Mr. Busch knows his Melville, and the themes he explores in The Night Inspector all appear in his introduction to the Penguin Classics edition of Billy Budd and Other Stories . Chief among them is Melville’s famous complaint to Hawthorne, “Dollars damn me.… What I feel most moved to write, that is banned–it will not pay. Yet, altogether, write the other way I cannot.” The M of The Night Inspector repeats this in a line of dialogue, and often refers to passages from his books at length; he is so quotable, in fact, that he inspires a reporter with literary aspirations, Sam Mordecai, to follow him around with a notebook and scribble down his bitter wisdom for posterity. These moments are meant to be grave, the serious heart of a novel that Mr. Busch, who enjoys a tidy literary reputation, has chosen to “write the other way.” But the period realism Mr. Busch practices has a very strict set of limits, and

dialogue like this, no matter what the source, damages the novel’s credibility.

“I, for myself, have made up my mind to be annihilated,” M pronounces one day while gazing at a dead horse in the gutter (the line was recorded by Hawthorne after a meeting with Melville in 1856). “I mean that when I am finished, I am finished .” Perhaps historical realism is finished–now that Thomas Pynchon has usurped its methods–and then some–for his endlessly inventive Mason & Dixon , which treats every indigenous form of American literature, high and low, as an equal source of satire, and yet manages, in an old-fashioned way, to weave these disparate elements into a substantial narrative.

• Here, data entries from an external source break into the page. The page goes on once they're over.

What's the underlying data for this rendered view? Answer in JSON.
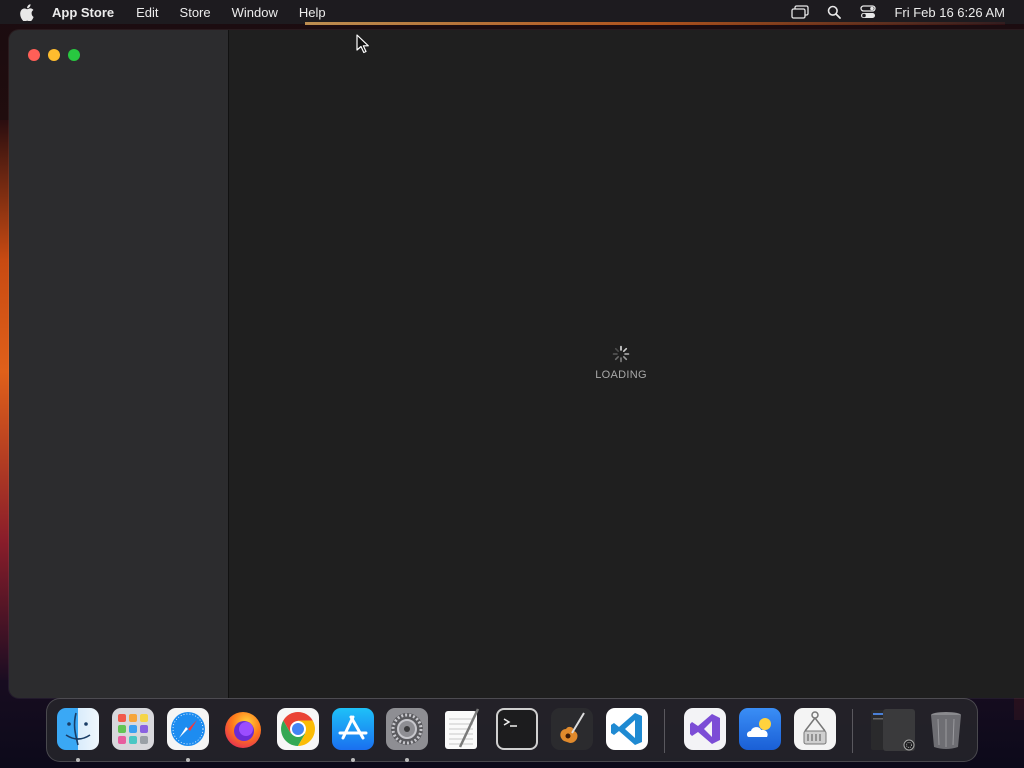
{
  "menubar": {
    "app_name": "App Store",
    "items": [
      "Edit",
      "Store",
      "Window",
      "Help"
    ],
    "clock": "Fri Feb 16  6:26 AM",
    "status_icons": [
      "screen-mirroring-icon",
      "search-icon",
      "control-center-icon"
    ]
  },
  "window": {
    "loading_label": "LOADING"
  },
  "dock": {
    "items": [
      {
        "name": "finder",
        "running": true
      },
      {
        "name": "launchpad",
        "running": false
      },
      {
        "name": "safari",
        "running": true
      },
      {
        "name": "firefox",
        "running": false
      },
      {
        "name": "chrome",
        "running": false
      },
      {
        "name": "app-store",
        "running": true
      },
      {
        "name": "system-settings",
        "running": true
      },
      {
        "name": "textedit",
        "running": false
      },
      {
        "name": "terminal",
        "running": false
      },
      {
        "name": "garageband",
        "running": false
      },
      {
        "name": "vscode",
        "running": false
      },
      {
        "name": "visual-studio",
        "running": false
      },
      {
        "name": "weather-app",
        "running": false
      },
      {
        "name": "archive-utility",
        "running": false
      },
      {
        "name": "downloads-stack",
        "running": false
      },
      {
        "name": "trash",
        "running": false
      }
    ]
  },
  "colors": {
    "menubar_bg": "#1d1b1f",
    "window_bg": "#1f1f1f",
    "sidebar_bg": "#2c2c2e",
    "close": "#ff5f57",
    "minimize": "#febc2e",
    "maximize": "#28c840"
  }
}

Each time sad, quotable M made another appearance in The Night Inspector , I couldn’t help thinking of Benjamin Franklin running into Mason and Dixon at the Apothecary in Philadelphia and advising them, as Dixon orders his medicinal laudanum, “Strangers, heed my wise advice,–Never pay the Retail Price.”

Mason & Dixon is uncompromising literature, and much closer in ambition and spirit to Melville than The Night Inspector . Using, as Mr. Busch does, Melville’s principled fall from the best seller lists of the 1840’s to brazenly scale the rankings is, to put it mildly, insincere. But this is New York, after all, where the avenues are wide enough for multitudes to chase the dollar, and there is no time to worry about consequences, just remuneration. In the excitement of the author’s press junket, barely a soul will notice that Mr. Busch, in breaking his pact with literature to obey the first commandment of the marketplace, has damned his loved and labored-over pages to the cruelest fate of all: providing cheap thrills for an indifferent readership.